Mais c'est la manière française.
Wagner
s'est vu, lui aussi, aux prises avec le problème du récitatif.
Car la musique de Wagner se partage elle-même en récitatifs
et airs, comme l'a fait, le fait et le fera en tous les
temps et sous tous les yeux la musique de théâtre, attendu
que ce partage est absolument inévitable et qu'il n'est
pas moins impossible d'écrire de la musique dramatique qui
ne soit pas une succession de récitatifs et d'airs qu'il
ne l'était pas moins à M. Jourdain de parler sans faire
de la prose. Seulement, s'il ne se conçoit pas de discours
dramatico-musical où ces fonctions ne soient remplies, elles
peuvent l'être sous bien des formes diverses et celle que
Wagner a choisie pour ses récitatifs n'est pas une des choses
que je goûte le plus dans son art. Afin de les remplir de
musique (but louable en lui-même) et d'éviter entre eux
et les parties chantantes ces désobligeantes solutions de
continuité, ces heurts qui doivent être évités, en effet,
il compose le tissu de fragments qu'il emprunte aux thèmes
mélodiques de l'ouvrage et qu'il développe, combine, travaille,
selon les procédés du contrepoint et de la symphonie. Je
ne veux pas discuter ici la valeur (très variable) des résultats
que ce procédé donne. Ce qui est certain c'est que, pour
des Français, il n'y a rien de plus lourd, de plus asservissant,
de plus scolastique, de plus écrasant. Rien qui ne convienne
moins à nos alertes tempéraments. Ce qui nous convient,
c'est un récitatif qui suive naïvement la nature et qui
ait l'attrait d'une spontanéité d'expression et d'une fraîcheur
d'inventions continues. C'est la manière de Rameau et elle
est, encore une fois, beaucoup plus difficile à attraper.

VII
Les
airs, chez Rameau, sont de deux sortes, ou, pour
mieux dire, de deux degrés. Les uns, plus courts, offrent
une forme intermédiaire entre le récitatif et l'air de grande
envergure. Ils font corps avec le récitatif lui-même ;
ils s'insèrent dans son développement et en sont comme une
phase plus soutenue. La déclamation libre cède la place
au chant proprement dit, mais à un chant dont le mouvement
mélodramatique est ménagé de manière à ne pas contraster
à l'excès avec cette déclamation et à en sembler la suite
naturelle. C'est au tact du musicien de sentir les points
où le discours demande ce ton un peu plus élevé, cette diction
plus rythmée. On peut citer comme exemples, dans la deuxième
scène du premier acte, les deux airs : "Que le
sort de vos ennemis !…" et "quelle faible
victoire !" La retenue mélodique de ces phrases
permet la même aisance naturelle dans le retour au récitatif.
Cette
forme est nécessaire à la vérité de l'expression dans la
musique de drame. Son absence y fait un vide sensible et
les plus vives jouissances musicales éprouvées par ailleurs
ne compensent pas le malaise que cette lacune cause à tout
esprit juste. Elle a disparu de l'opéra quand en a disparu,
avec les Italiens modernes et, il faut bien le dire, avec
Glück (dont cette remarque ne rabaisse aucunement le génie),
cette grande richesse, cette surabondance de moyens musicaux
que les vieux Italiens comme Monteverde et Stradella, que
Rameau, leur vrai successeur, savaient y employer. Elle
a disparu quand a prévalu une doctrine qui faisait grief
à Rameau d'avoir mis dans ses opéras "trop de musique".
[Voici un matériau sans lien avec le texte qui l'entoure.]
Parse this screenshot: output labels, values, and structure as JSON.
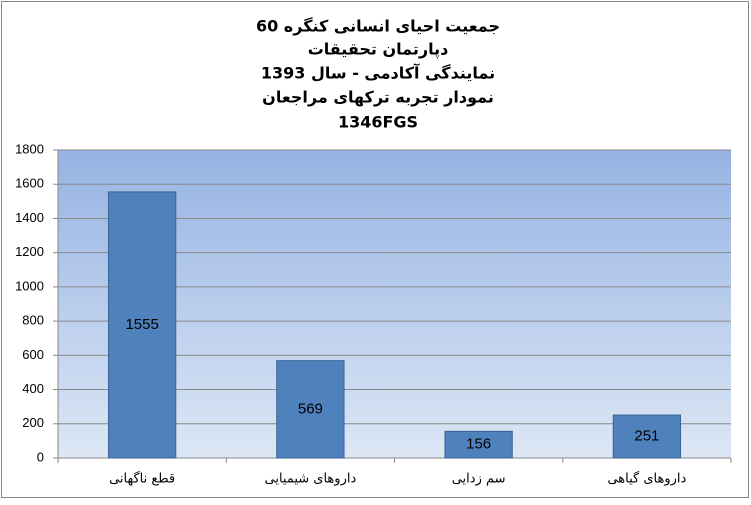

Ce trop de musique était précisément ce qui rendait possible
la demi-teinte, tout comme en peinture il n'y a qu'une riche
palette qui puisse nuancer et graduer les coloris. Mais
ce qui permet la demi-teinte exclut-il l'application opportune
des couleurs prononcées et vives ? Tant s'en faut.
Comme tous les artistes vraiment grands, Rameau a les unes
et les autres. Il puise au même fond sa double supériorité
dans l'expression délicate et dans les vigoureuses inspirations
de l'éloquence. Si quelqu'un a su mettre de l'énergie dans
sa musique, c'est bien lui. Il n'a pas son pareil pour les
tours concis et forts, pour les franchises primesautières
et les élans foudroyants du jet mélodique. Cette hardiesse
est le caractère le plus frappant de ses airs de
la seconde sorte, de ses airs, au sens propre et plein du
mot. Mais ce qu'il y a d'admirable, c'est que, grâce aux
graduations, ces beaux coups de force surviennent eux-mêmes
avec un naturel parfait.
Dans
l'école à laquelle je l'oppose et qui le remplaça, l'air,
le grand air ne surgit qu'avec apprêt. Les tours musicaux
par lesquels on est forcé de l'introduire semblent annoncer
que des choses sérieuses, de grandes choses vont être dites
et qu'il vaut maintenant la peine de prêter l'oreille. Si
réussi et si beau que soit l'air, cela choque, cela favorise,
appelle presque les mauvaises manières de l'interprète,
comme acteur et comme chanteur. Chez Rameau, du moins dans
ses meilleurs endroits, rien de tel. Les grandes expressions
du chant et de l'orchestre naissent de la progression même
du sentiment et du dialogue avec une spontanéité telle qu'on
en éprouve l'effet enlevant sans les avoir, pour ainsi dire,
remarquées. On se trouve dans la haute mer de la musique
sans s'être aperçu qu'on quittait le rivage. Le musicien,
emporté par l'exaltation de la passion qu'il traduit, se
livre avec toute sa verve et frappe avec allégresse la matière
sonore, et il la frappe de préférence aux endroits les plus
sensibles, à ceux qui répondent à l'appel avec le plus de
netteté, de puissance et de plénitude ; je veux dire,
sur ces notes tonales, sur ces accords parfaits que les
musiciens trop faibles ou trop subtils n'osent aborder qu'en
hésitant, en biaisant, en équivoquant, parce que le vague
ou le flou général de leur discours en supporterait mal
la précision souveraine et le sens tranché, mais que les
grands maîtres vigoureux se sont toujours plu à faire sonner,
sans petites précautions ni ambages, à coups redoublés et
sur de longs espaces, conformément à la décision robuste
et à la majesté d'allure de leur pensée. Nul, pas même l'auteur
de la Symphonie héroïque et de la symphonie en ut
mineur, n'a mis plus d'entrain que Rameau dans ce maniement
familier et superbe de ce qu'on pourrait appeler les fondamentales
du monde des sons. Voyez, à la scène IV, de l'acte II, la
réplique de Pollux à Jupiter : "Ah ! laisse-moi
percer jusques aux sombres bords", cette affirmation
de résolution et d'héroïsme juvénile. Le tissu musical en
consiste (on peut le dire du moins à très peu de chose près)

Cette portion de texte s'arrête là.